ZYNQ-7000 High Performance Electric Drive and Silicon Carbide Multilevel inverter with SCILAB Hardware-in-the-loop – ScilabTEC 2015
By Giulio Corradi, Xilinx & Diego Quagreda, QDESYS
ScilabTEC 2015 - Xilinx from Scilab on Vimeo.
QDESYS and Xilinx have developed a High Performance Electric Drive capable of being controlled in real-time using SCILAB and Xilinx ZYNQ-7000®. This system allows standard Drives as well as Multilevel Inverter with Silicon Carbide as state of the art design platform. Power electronics control designers often use simulation to design their systems and they validate it on the target platform. Such models contain simplification that may affect the viability of the derived controller. More and more control systems are used in distributed environment and data communication and also time delays may affect the simplified model in such way that it responds poorly when deployed in the real system. Such poor response requires adjustments in the simulation environment, new assumptions and new testing on the target system making the development of power electronic a long iterative process.
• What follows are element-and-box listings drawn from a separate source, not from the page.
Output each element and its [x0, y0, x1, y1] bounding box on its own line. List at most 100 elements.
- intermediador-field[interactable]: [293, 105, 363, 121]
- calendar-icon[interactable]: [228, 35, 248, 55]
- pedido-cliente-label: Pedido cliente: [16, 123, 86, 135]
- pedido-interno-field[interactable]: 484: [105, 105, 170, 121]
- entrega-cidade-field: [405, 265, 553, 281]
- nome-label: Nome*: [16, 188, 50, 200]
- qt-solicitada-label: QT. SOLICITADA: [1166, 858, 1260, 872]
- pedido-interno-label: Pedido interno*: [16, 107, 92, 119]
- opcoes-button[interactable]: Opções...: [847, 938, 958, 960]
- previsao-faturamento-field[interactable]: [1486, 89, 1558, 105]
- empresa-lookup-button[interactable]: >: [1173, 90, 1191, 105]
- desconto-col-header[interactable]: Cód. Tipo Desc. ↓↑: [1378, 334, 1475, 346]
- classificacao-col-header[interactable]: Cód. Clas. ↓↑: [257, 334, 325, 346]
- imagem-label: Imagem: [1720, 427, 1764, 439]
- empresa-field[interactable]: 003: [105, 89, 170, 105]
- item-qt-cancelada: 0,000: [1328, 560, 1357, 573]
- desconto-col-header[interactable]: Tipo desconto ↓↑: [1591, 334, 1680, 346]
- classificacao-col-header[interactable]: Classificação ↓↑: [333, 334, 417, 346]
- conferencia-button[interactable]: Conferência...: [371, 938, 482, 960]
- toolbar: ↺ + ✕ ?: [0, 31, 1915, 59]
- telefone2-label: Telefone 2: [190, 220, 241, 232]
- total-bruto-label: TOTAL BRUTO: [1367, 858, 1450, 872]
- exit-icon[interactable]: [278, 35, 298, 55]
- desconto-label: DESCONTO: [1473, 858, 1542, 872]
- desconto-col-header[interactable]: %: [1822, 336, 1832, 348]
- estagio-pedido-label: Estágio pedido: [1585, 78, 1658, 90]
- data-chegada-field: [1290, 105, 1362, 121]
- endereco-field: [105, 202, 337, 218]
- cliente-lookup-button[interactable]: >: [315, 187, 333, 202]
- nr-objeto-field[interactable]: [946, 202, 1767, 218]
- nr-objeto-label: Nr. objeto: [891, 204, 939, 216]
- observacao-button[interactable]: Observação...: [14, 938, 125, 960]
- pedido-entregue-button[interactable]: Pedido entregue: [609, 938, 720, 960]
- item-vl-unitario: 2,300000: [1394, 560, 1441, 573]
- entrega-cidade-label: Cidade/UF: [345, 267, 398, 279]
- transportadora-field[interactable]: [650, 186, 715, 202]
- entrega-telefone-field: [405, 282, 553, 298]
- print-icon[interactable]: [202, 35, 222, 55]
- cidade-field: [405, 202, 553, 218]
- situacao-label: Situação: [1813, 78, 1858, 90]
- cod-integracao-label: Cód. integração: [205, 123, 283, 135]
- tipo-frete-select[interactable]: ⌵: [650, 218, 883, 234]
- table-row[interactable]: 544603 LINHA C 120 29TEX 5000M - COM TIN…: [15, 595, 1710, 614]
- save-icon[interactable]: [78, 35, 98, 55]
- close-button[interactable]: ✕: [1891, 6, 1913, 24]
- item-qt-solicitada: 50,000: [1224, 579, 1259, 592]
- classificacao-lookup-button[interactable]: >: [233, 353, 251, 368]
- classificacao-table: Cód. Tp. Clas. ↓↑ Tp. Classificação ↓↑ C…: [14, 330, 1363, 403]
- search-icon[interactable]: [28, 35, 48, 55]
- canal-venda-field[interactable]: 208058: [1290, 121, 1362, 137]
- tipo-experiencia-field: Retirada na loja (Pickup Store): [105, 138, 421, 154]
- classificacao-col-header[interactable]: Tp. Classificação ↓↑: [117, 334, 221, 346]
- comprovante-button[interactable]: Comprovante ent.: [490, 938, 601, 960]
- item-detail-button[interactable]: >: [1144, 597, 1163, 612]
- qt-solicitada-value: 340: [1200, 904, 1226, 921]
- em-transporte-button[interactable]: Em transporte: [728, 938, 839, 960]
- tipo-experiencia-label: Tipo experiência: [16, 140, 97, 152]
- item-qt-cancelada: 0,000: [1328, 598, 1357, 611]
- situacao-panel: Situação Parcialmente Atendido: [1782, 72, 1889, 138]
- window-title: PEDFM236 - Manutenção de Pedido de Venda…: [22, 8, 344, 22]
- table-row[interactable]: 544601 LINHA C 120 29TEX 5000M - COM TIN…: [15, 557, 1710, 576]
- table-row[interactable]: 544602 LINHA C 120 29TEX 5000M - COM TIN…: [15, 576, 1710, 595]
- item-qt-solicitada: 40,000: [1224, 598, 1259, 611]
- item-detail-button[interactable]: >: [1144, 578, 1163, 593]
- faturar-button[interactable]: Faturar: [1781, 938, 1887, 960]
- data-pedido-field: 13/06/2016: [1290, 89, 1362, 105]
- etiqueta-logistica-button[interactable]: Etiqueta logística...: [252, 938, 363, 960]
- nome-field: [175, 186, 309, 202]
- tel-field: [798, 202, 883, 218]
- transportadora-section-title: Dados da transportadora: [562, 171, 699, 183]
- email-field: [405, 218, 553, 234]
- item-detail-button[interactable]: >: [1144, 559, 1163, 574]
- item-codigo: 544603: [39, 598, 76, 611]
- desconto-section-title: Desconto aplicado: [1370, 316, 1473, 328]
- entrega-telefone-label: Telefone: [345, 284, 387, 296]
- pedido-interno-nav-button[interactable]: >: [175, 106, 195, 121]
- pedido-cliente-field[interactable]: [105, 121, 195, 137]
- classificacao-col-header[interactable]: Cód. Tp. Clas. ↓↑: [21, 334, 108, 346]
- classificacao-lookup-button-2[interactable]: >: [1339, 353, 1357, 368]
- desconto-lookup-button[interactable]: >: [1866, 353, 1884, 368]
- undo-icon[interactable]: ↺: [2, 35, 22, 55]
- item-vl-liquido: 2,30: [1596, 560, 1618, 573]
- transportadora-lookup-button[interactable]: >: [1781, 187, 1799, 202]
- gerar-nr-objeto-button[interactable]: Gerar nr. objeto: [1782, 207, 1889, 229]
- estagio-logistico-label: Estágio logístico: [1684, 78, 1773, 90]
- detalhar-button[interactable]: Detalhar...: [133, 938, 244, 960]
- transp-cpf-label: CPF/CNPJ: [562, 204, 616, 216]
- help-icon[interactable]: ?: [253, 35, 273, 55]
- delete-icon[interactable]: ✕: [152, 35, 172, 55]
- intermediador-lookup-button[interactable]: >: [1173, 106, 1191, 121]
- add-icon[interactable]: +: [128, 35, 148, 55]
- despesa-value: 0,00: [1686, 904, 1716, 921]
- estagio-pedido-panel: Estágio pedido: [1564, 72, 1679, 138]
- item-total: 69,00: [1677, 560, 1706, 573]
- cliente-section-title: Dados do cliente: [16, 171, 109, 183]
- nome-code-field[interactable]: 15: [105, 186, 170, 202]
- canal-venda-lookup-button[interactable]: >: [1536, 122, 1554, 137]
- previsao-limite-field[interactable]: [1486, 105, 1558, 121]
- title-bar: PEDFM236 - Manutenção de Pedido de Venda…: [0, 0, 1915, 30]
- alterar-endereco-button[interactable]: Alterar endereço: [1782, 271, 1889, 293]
Recent programming environments and faster processors have greatly reduced the iterative process effort providing ways to compute more accurate models; however the problem and uncertainty is still forcing the designers to simulate-test-change-model loop that is tedious and not really always practicable. A more natural way can be using the real system imbedded with the simulation environment making the iterations less cumbersome.
With traditional processing systems the hardware in the loop approach while desirable is difficult to achieve, and almost not applicable on microcontrollers, due to their limited amount of processing power. To make things even more difficult in power electronic systems the evolution of events, variables, and commands spans several orders of magnitude; from the hundreds of nanoseconds of position sensor like a rotary encoder that measures the shaft’s angle, to the microseconds of the analog to digital converter that measures the feedback currents up to the millisecond range of motor’s rotation.
Serial processors have hard time to match such timing requirements without imposing a tight scheduling ordering on the control and acquisition process. Power engineers and the control engineers are always struggling in assuring that such scheduling is not violated and possible modifications or even product adaptations is not affecting the overall performances.
Because of the high parallelism involved in high performance motor control a parallel system that can exploit efficiently the timing differences between the events, sensors and motor is definitely more desirable. A DLL for Scilab has been designed to connect to ZYNQ-7000® via UDP/IP allowing 1Gigabit communication to the Drive.